A battle over property rights and government authority is being waged in the small town of Stevenson, Alabama. In 2009, James Davis buried his wife Patsy Ruth Davis in their front yard in a plot that looks like a garden with a tombstone. After the city brought a suit against him, a county judge ruled that because he was not granted a permit, he had to disinter his wife and bury her in a legal cemetery. Mr. Davis appealed his case. Now, the main question that the Alabama Court of Appeals had to decide is whether or not Patsy’s gravesite constitutes a family plot or a cemetery. However, even if it considered a family plot, the city may still be able to regulate it if it poses a hazard or drags down property values. This is where a line needs to be drawn, hopefully one that prevents the government from controlling where people can establish family gravesites.

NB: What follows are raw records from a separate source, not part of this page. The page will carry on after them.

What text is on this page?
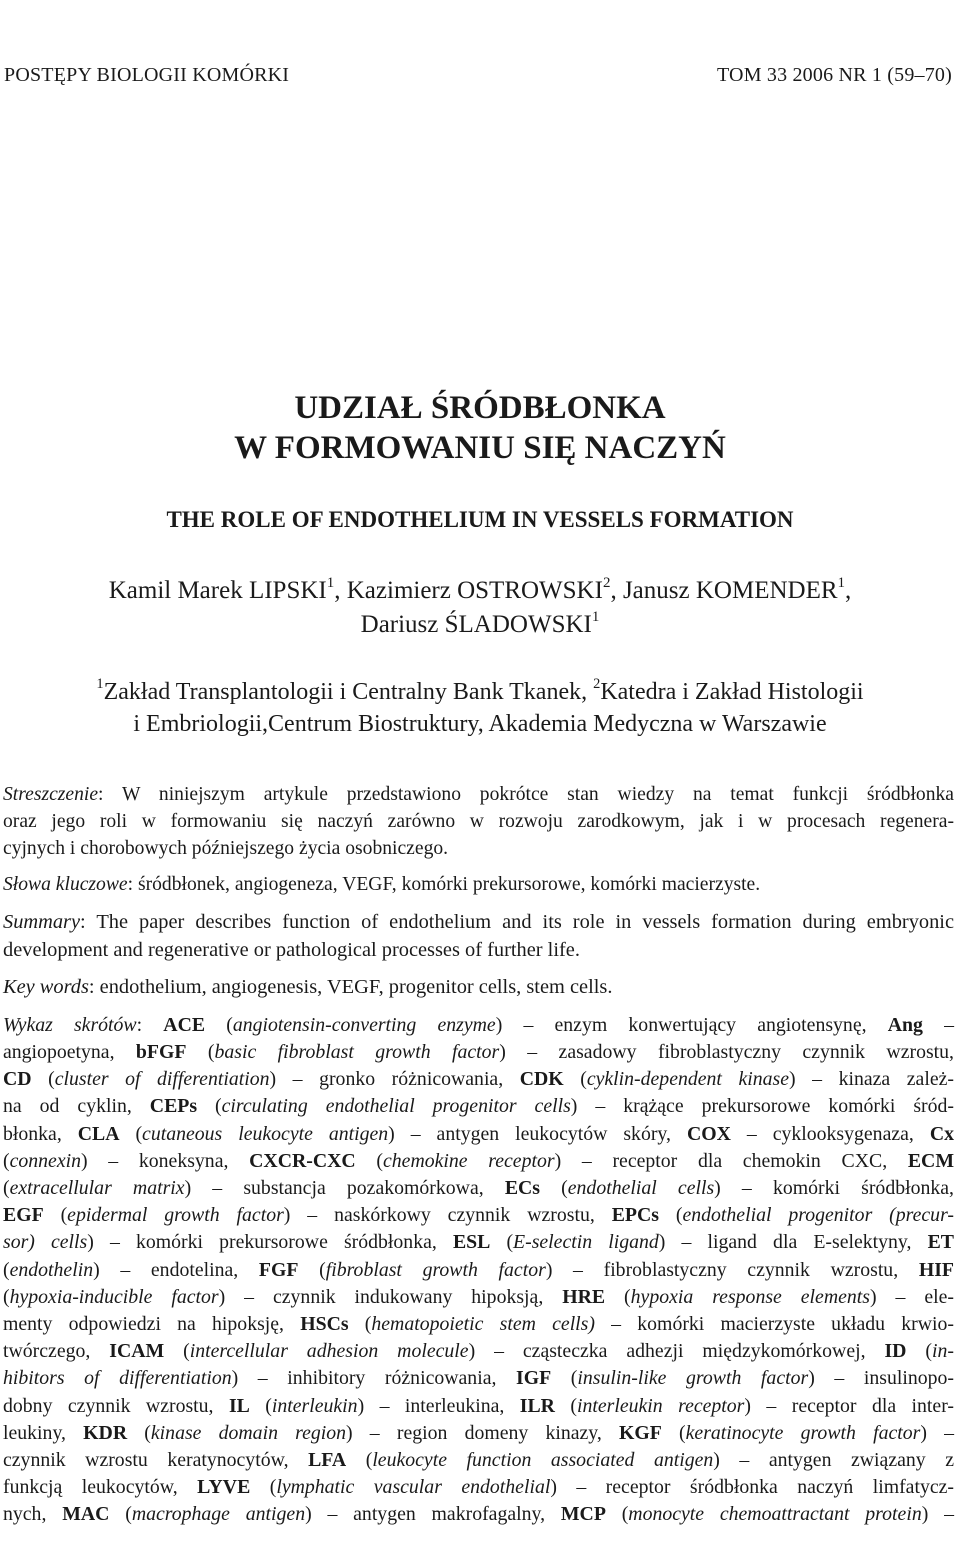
POSTĘPY BIOLOGII KOMÓRKI	TOM 33 2006 NR 1 (59–70)
UDZIAŁ ŚRÓDBŁONKA
W FORMOWANIU SIĘ NACZYŃ
THE ROLE OF ENDOTHELIUM IN VESSELS FORMATION
Kamil Marek LIPSKI$^1$, Kazimierz OSTROWSKI$^2$, Janusz KOMENDER$^1$,
Dariusz ŚLADOWSKI$^1$
$^1$Zakład Transplantologii i Centralny Bank Tkanek, $^2$Katedra i Zakład Histologii
i Embriologii,Centrum Biostruktury, Akademia Medyczna w Warszawie
Streszczenie: W niniejszym artykule przedstawiono pokrótce stan wiedzy na temat funkcji śródbłonka
oraz jego roli w formowaniu się naczyń zarówno w rozwoju zarodkowym, jak i w procesach regenera-
cyjnych i chorobowych późniejszego życia osobniczego.
Słowa kluczowe: śródbłonek, angiogeneza, VEGF, komórki prekursorowe, komórki macierzyste.
Summary: The paper describes function of endothelium and its role in vessels formation during embryonic
development and regenerative or pathological processes of further life.
Key words: endothelium, angiogenesis, VEGF, progenitor cells, stem cells.
Wykaz skrótów: ACE (angiotensin-converting enzyme) – enzym konwertujący angiotensynę, Ang –
angiopoetyna, bFGF (basic fibroblast growth factor) – zasadowy fibroblastyczny czynnik wzrostu,
CD (cluster of differentiation) – gronko różnicowania, CDK (cyklin-dependent kinase) – kinaza zależ-
na od cyklin, CEPs (circulating endothelial progenitor cells) – krążące prekursorowe komórki śród-
błonka, CLA (cutaneous leukocyte antigen) – antygen leukocytów skóry, COX – cyklooksygenaza, Cx
(connexin) – koneksyna, CXCR-CXC (chemokine receptor) – receptor dla chemokin CXC, ECM
(extracellular matrix) – substancja pozakomórkowa, ECs (endothelial cells) – komórki śródbłonka,
EGF (epidermal growth factor) – naskórkowy czynnik wzrostu, EPCs (endothelial progenitor (precur-
sor) cells) – komórki prekursorowe śródbłonka, ESL (E-selectin ligand) – ligand dla E-selektyny, ET
(endothelin) – endotelina, FGF (fibroblast growth factor) – fibroblastyczny czynnik wzrostu, HIF
(hypoxia-inducible factor) – czynnik indukowany hipoksją, HRE (hypoxia response elements) – ele-
menty odpowiedzi na hipoksję, HSCs (hematopoietic stem cells) – komórki macierzyste układu krwio-
twórczego, ICAM (intercellular adhesion molecule) – cząsteczka adhezji międzykomórkowej, ID (in-
hibitors of differentiation) – inhibitory różnicowania, IGF (insulin-like growth factor) – insulinopo-
dobny czynnik wzrostu, IL (interleukin) – interleukina, ILR (interleukin receptor) – receptor dla inter-
leukiny, KDR (kinase domain region) – region domeny kinazy, KGF (keratinocyte growth factor) –
czynnik wzrostu keratynocytów, LFA (leukocyte function associated antigen) – antygen związany z
funkcją leukocytów, LYVE (lymphatic vascular endothelial) – receptor śródbłonka naczyń limfatycz-
nych, MAC (macrophage antigen) – antygen makrofagalny, MCP (monocyte chemoattractant protein) –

Mr. Davis’ main mistake in this case is that he applied for a cemetery permit and was subsequently denied. He did not realize that a family plot did not require the same approval, as he is the owner of his estate and can therefore “devote a part of his premises to the burial of his family or friends,” according to the Alabama Supreme Court in Kingsbury v. Flowers, 65 Ala. 479, 39 Am.Rep. 14. The Court in Kingsbury went on to assert that burying deceased loved ones on one’s estate “is but a just exercise of [one’s] dominion over [one’s] own property.” Furthermore, the Supreme Court provided a fairly loose definition of what a family burial plot was, writing that it had to be “a place of burial, being designated by proper markers” on a private estate, Heligman v. Chambers (1959). The Court of Appeals should find that Mr. Davis’ plot fits these guidelines. It is also a matter of common sense, since one grave does not a cemetery make.

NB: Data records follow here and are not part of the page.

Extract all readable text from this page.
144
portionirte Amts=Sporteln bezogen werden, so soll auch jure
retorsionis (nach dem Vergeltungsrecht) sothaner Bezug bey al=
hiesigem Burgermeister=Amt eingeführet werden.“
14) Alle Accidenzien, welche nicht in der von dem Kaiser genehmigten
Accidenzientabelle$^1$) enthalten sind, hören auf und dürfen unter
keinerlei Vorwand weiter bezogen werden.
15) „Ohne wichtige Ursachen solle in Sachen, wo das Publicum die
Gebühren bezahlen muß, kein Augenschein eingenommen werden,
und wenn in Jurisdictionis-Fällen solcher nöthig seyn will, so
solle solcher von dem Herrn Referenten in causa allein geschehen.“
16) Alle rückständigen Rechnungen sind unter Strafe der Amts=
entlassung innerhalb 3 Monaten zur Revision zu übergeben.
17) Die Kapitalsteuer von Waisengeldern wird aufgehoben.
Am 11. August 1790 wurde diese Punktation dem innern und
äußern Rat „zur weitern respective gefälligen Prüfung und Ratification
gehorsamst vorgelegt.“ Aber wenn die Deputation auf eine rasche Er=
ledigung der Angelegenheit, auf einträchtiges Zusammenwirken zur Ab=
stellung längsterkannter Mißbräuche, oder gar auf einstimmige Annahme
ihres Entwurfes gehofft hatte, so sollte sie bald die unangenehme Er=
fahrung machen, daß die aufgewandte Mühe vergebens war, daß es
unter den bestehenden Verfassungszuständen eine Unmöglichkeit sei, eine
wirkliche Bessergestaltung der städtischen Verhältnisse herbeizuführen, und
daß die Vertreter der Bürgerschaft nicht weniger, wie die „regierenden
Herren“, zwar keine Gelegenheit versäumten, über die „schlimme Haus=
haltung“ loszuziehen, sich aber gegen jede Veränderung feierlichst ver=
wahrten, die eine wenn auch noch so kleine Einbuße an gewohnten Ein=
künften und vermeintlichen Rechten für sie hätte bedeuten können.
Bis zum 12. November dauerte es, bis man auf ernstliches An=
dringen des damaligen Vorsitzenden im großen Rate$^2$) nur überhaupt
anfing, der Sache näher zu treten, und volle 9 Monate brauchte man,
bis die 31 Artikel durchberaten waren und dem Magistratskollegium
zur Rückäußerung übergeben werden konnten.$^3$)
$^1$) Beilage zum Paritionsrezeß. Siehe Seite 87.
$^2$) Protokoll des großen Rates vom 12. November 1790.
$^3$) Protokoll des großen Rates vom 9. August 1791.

This isn’t the main issue, though, as family burial plots are found throughout Alabama. The city really worries that having one on a residential lot on a main street could lead to problems. In other words, they feel it is a threat because it is not on rural acreage. In Laurel Hill Cemetery v. San Francisco (1910), the Supreme Court found that a local government could shut down a cemetery after claiming sanitation issues made it dangerous to the public health. The Court ruled that “if, on the hypothesis that the danger is real, the ordinance would be valid, [this Court] should not overthrow it merely because of [its] adherence to the other belief.” This case would seem to support the city’s position, as the Court of Appeals cannot challenge the city’s wisdom in dealing with the burial plot’s perceived threat. However, this case is different from Laurel Hill Cemetery in that the county health department found that the residential burial did not pose a health risk to the community. The court could thus rely on the better informed health department than the city officials who brought forth the suit.

The validity of the city’s other reasons for restricting what Mr. Davis may do on his property depends primarily on the appearance of the gravesite and its upkeep. The city worries about what the plot would do to the property value and about who will ultimately be responsible for its long-term care. However, there are other family plots within the city limits and the city has not tried to move them in the name of increasing property value. Furthermore, there are no Home Owners Association rules in place telling him in advance that he couldn’t bury his wife in the front yard. More importantly, the plot looks like a garden to a passerby. If the city places this much importance on preserving property values, then why haven’t they stopped people in Stevenson from putting up corrals for horses and pigs in their front yard? They are a lot less pleasant to look at. As for the grave’s upkeep, Mr. Davis’ children will bury him beside his wife and look after the property until they get too old to do so, at which time the grandchildren take it over. Under Heligman, these relatives will also be able to move the bodies if they want to sell the house to non-relatives, and if they relinquish that right, then the new owners can exhume the bodies: “The easement and rights created thereunder survive until the plot is abandoned either by the person establishing the plot or his heirs, or by removal of the bodies by the person granted statutory authority.” In any case, the property value and upkeep will not be an issue, or at least any more of an issue than a pigsty.

It isn’t just crazy conservative college students like me that feel that the government is overstepping in this case. Even George W. Westmoreland, a neighbor who got into a fistfight with Mr. Davis over the burial, doesn’t support the city telling homeowner’s what they can do on their own land:

“I don’t think it’s right, but it’s not my place to tell him he can’t do it. I laid my life on the line [in Vietnam] so he would have the right to do this. This is what freedom is about.”